De Si viviérmos en un país normal de Juan Pablo Villalobos, p.50-51
Aprovechemos la reaparición de
los bovinos para definir, de una vez. por todas y en una frase, el carácter
folclórico del lugar donde vivíamos: en Lagos, a las vacas las inseminábamos y
a los toros los coleábamos. Felizmente, sólo una vez en mi vida tuve que ir a
una charreada, fue una excursión escolar, una sesión de adoctrinamiento
nacionalista. ¿Y si los bovinos y los equinos se enteraran de que además de
estarlos chingue y chingue los usamos como símbolo de nuestras tradiciones? Que
le pregunten a un caballo o a una vaca si sabe lo que es un país. Salía
corriendo un toro desprevenido al lienzo y el charro lo perseguía a caballo.
Mientras el toro trataba de asimilar la existencia de las gradas y el público, el charro lo agarraba de la cola e
intentaba derribarlo. Si lo conseguía: aplausos. Si no: murmullos. Si el toro
caía bonito: ovación. El azotar del animal como categoría estética. Así pasaron
las horas, en el coleadero. También había otras suertes: salía un toro
distraído al lienzo y un charro que lo esperaba a pie intentaba lazado. Si lo
lazaba de las patas traseras eso se llamaba un pial. Si lo lazaba de las manos,
una mangana. Si el charro no conseguía lazar al animal es porque era pendejo.
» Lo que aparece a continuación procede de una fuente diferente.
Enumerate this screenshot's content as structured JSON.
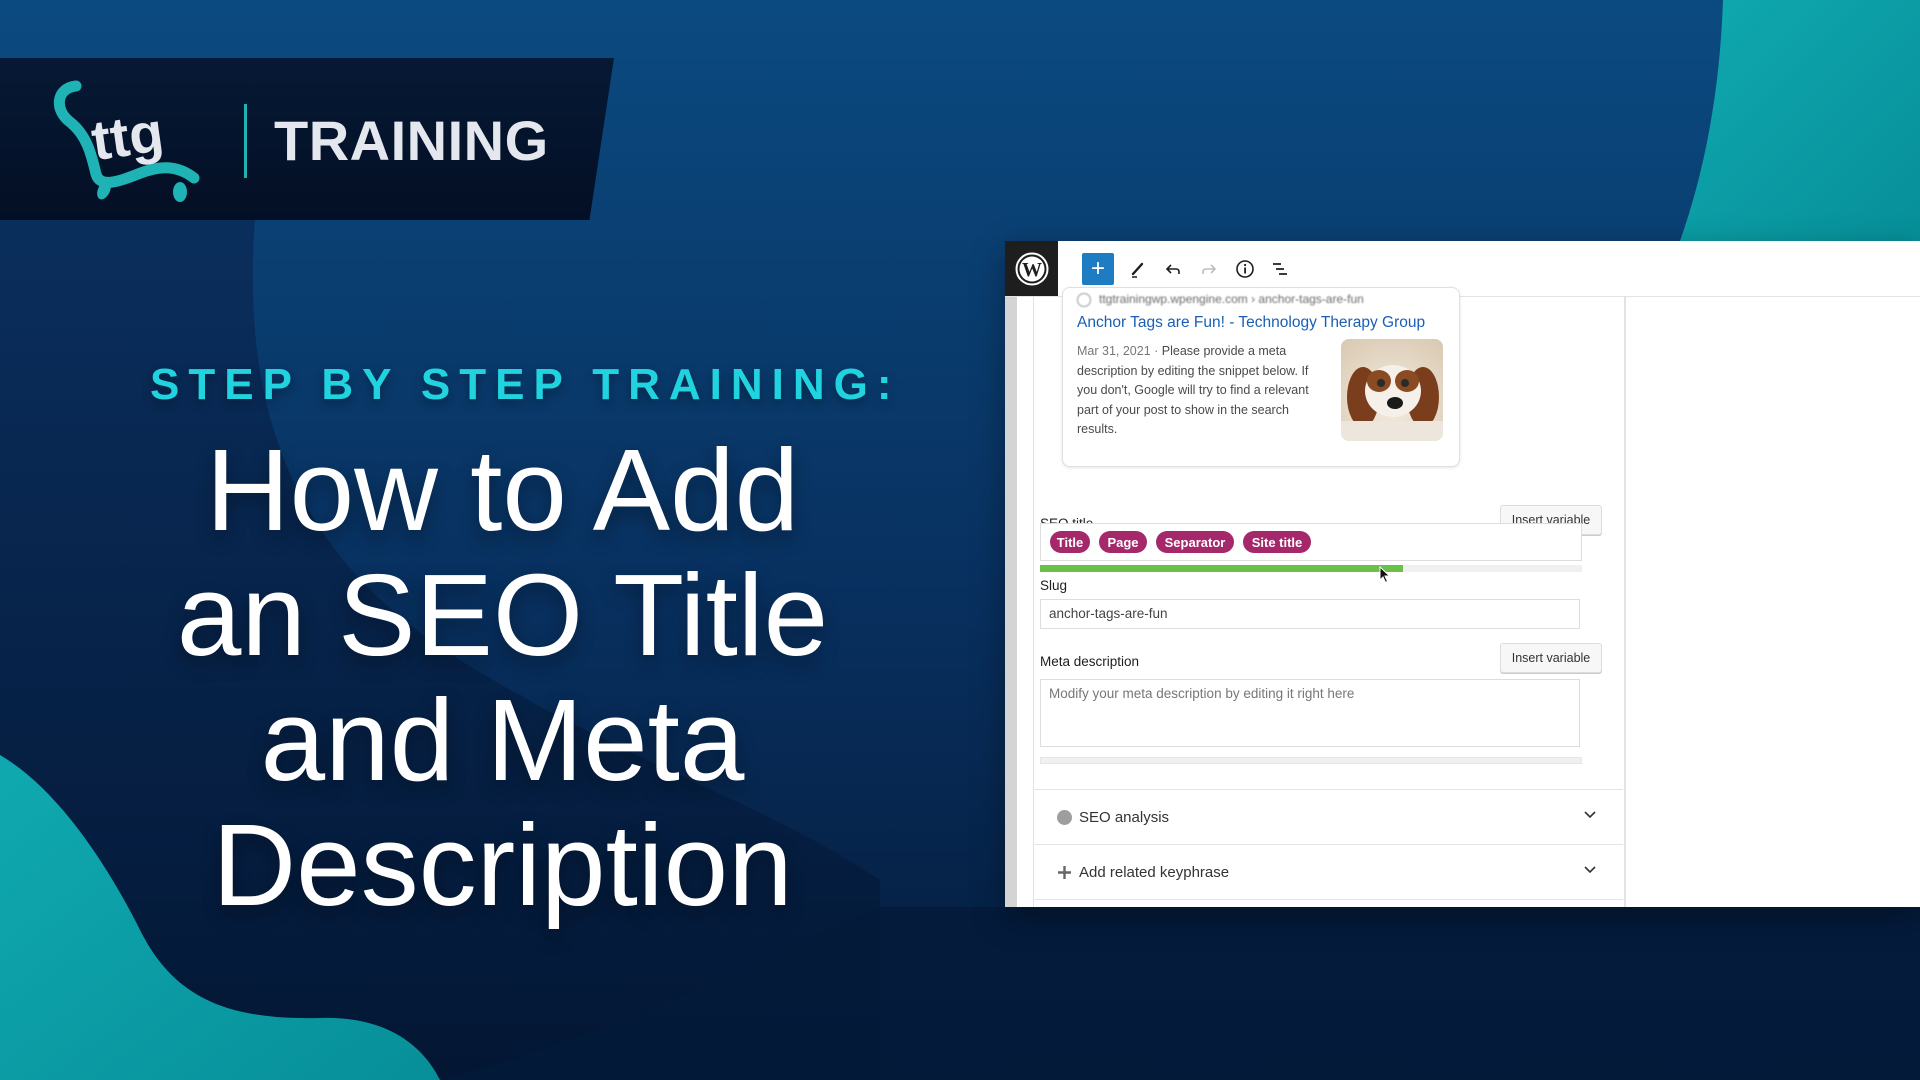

Me imagino que la emoción radicaba en el peligro, en que algo pudiera salir mal
y la charreada terminara en tragedia. Que el toro embistiera al charro y lo despanzurrara.
Que el caballo se pusiera histérico y desnucara al charro. Que toro y caballo
organizaran un complot para asesinar al charro de manera sangrienta -cuando se
enteraran de la existencia de México, por ejemplo. Que el charro perdiera el control
de la reata y ahorcara a un espectador, a un niño, para que la cosa fuera más
escandalosa y pudiera contarse durante décadas, de generación en generación. Y
todo esto por el puro gusto de mantener vivas las tradiciones.